他の洋書と比較しても、かなり平易な英語で書かれてあります。だらだらと文章が続いているのではなく、1ページに1トピックくらいにまとめられているので、長々と英語を読み続けて路頭に迷う事もありません。
これくらいであれば、わざわざ日本語の教科書ではなく、本書を購入するのも十分選択肢かと思います。
生理学
和書のレビューはこちらに掲載しております。
Ganong’s Review of Medical Physiology
生理学の標準的な原著です。
Pathophysiology of Heart Disease: A Collaborative Project of Medical Students and Faculty
ハーバード大学の心臓病テキストです。
神経科学
Principles of Neural Science
神経科学のテキストとして名著である。Amazonの評価もさることながら、Wikipediaにも本書を紹介するページが開設されており、本書の素晴らしさが伺える。

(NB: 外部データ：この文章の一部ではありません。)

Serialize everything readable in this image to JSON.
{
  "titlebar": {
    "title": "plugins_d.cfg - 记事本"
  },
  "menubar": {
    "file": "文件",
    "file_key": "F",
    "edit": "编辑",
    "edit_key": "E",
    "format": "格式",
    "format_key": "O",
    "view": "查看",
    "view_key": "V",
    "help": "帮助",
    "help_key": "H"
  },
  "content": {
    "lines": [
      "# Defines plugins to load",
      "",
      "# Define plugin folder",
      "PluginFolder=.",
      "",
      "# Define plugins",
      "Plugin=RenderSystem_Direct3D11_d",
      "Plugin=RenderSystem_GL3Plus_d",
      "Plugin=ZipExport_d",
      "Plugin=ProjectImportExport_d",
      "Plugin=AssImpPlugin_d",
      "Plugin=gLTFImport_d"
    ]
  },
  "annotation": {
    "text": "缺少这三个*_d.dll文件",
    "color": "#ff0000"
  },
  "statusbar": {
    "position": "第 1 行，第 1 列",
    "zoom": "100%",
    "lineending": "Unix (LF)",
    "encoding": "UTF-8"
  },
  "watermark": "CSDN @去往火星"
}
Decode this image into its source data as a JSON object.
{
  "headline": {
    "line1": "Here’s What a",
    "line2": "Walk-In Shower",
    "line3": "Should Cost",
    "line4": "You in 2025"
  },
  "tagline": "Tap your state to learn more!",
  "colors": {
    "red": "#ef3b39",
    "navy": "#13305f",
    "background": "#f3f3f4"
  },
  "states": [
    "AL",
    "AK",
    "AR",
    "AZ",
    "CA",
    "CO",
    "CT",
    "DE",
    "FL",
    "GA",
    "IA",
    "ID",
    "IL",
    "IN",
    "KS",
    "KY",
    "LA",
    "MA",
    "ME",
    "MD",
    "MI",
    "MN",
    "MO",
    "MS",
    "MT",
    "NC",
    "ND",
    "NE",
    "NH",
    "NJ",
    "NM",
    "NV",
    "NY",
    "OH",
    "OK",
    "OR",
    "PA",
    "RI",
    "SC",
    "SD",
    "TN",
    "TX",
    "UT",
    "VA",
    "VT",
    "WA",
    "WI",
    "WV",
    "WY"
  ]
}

本書は1400ページにも及ぶ大作であるが、その内容は最新の知見を取り上げていながら非常に分かりやすい。
もちろんイラストや画像が豊富にある。そして嬉しい事に英語が平易で読みやすい。
臨床医学
★★★ Harrison’s Principles of Internal Medicine
2700ページにも及ぶ内科学の名著で、現在まで原著は20版近くまで出版されている。

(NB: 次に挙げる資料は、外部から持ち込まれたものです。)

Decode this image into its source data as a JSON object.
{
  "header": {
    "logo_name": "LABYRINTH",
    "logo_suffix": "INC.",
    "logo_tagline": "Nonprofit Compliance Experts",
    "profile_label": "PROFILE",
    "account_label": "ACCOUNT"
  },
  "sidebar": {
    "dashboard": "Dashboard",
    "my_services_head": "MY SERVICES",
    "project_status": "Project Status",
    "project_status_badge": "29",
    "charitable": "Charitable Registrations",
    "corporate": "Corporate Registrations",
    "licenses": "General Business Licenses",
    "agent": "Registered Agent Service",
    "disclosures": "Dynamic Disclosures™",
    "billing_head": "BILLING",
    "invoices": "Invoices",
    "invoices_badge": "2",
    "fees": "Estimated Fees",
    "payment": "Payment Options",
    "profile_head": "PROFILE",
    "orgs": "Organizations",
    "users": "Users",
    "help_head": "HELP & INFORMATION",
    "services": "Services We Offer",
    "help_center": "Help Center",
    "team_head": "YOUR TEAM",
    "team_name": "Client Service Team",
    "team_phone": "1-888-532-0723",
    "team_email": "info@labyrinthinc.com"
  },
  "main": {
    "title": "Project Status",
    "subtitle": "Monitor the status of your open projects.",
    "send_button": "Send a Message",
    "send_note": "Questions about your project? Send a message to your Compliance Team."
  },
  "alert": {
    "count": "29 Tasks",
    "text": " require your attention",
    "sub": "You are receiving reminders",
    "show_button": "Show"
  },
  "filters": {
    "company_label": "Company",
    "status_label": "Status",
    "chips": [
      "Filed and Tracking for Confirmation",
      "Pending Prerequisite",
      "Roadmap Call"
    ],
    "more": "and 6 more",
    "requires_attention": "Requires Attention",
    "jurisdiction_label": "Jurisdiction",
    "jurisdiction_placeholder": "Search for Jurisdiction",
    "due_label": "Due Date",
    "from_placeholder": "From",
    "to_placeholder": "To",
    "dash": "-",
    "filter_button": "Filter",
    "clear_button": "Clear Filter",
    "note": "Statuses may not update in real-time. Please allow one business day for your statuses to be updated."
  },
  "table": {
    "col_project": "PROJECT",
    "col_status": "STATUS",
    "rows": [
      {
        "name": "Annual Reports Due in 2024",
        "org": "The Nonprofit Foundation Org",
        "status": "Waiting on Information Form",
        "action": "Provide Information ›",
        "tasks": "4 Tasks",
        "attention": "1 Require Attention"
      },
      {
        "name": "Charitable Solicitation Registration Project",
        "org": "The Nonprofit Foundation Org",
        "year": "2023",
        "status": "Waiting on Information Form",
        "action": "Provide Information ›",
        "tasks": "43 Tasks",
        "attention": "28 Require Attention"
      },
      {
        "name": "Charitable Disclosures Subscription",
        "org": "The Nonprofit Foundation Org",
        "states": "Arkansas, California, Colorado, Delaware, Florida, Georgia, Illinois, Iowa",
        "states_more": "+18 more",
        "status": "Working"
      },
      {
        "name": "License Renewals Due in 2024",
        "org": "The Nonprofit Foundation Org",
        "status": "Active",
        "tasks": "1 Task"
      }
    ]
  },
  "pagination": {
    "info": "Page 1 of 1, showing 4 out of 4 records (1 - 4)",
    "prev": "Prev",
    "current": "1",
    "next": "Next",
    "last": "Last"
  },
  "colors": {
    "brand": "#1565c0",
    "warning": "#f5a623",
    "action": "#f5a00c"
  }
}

内容は常に最新のものとなっており、臨床で役立つ実践的な内科学書である。
疾患の治療に関する説明は、薬剤の選択、薬理作用、副作用などが非常に詳細に書かれており、これらをまとめただけでも1冊の薬理本になりそうな勢いである。HIVや肝炎の治療に関しては読めたもんではない。
また分冊になっているとは言え相当ボリュームがあるので、携帯には向かない。内容量、重量感から考えてもあくまで辞書的に使うべき教科書である。
ちなみに原著18版の時点で、日本語版は第3版までしか出版されていないようである。最新の知見を手に入れ、将来に備えるためにも是非原著を購入される事をおすすめする。
Blueprints Obstetrics and Gynecology
blue printsシリーズの産婦人科分野本。”a concise review”となっているが、医学部の臨床講義、病棟実習、試験対策など(特にstep2)いろいろな使い方ができるマルチな教科書となっている。step1対策としても高い評価を受けている。
内容量としては、医学部の臨床講義で学ぶ内容の8割をカバーいているといったところか。詳細まで丁寧に説明してあるというわけではないが、だいたいのことは書いているので使いやすい。